Designed to deliver: How collaboration created an award-winning device that puts patients first

When Credence MedSystems set out to build on the capabilities of their Dual Chamber Syringe System (DCSS), they weren’t just looking to adapt it – they wanted to expand its potential. Together, we set out to create a new platform for at-home, sequential-drug delivery: one that combined human-centered design, deep technical know-how, and the power of partnership. Over the course of the project, our teams worked together to bring that vision to life. The result? A Red Dot 2025 award-winning demonstration autoinjector that not only showcases the functionality of the DCSS, but also reimagines how two drugs can be delivered at home in one simple injection.

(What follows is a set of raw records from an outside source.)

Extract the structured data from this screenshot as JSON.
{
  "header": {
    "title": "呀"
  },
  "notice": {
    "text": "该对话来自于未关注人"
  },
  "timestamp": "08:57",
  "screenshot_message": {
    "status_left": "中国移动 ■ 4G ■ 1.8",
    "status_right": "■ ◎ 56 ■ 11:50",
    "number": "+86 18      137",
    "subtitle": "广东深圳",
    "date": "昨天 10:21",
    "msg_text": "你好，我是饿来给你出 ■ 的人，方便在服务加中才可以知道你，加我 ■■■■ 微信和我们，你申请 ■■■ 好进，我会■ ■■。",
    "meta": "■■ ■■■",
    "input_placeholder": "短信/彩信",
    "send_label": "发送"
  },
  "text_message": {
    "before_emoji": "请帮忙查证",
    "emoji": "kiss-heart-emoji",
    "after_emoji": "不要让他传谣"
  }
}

Three Ingredients for Award-Winning Device Design

1. End-to-End Expertise

This project brought together two areas of specialist knowledge. Credence brought the core technology: a dual-chamber syringe system with automatic needle retraction that uses standard glass components, designed for sequential delivery of two formulations. Our team contributed deep experience in autoinjector design, usability, and manufacturing engineering. We translated complex drug delivery requirements into devices that are safe, manufacturable, and easy to use.

2. Close Collaboration

This was a shared, iterative development process built on close collaboration. From the outset, the teams worked together to define key requirements and align on a shared vision. By combining Credence’s knowledge of their container system with our insight into autoinjector mechanisms and user experience, This allowed us to accelerate from concept to working demonstration.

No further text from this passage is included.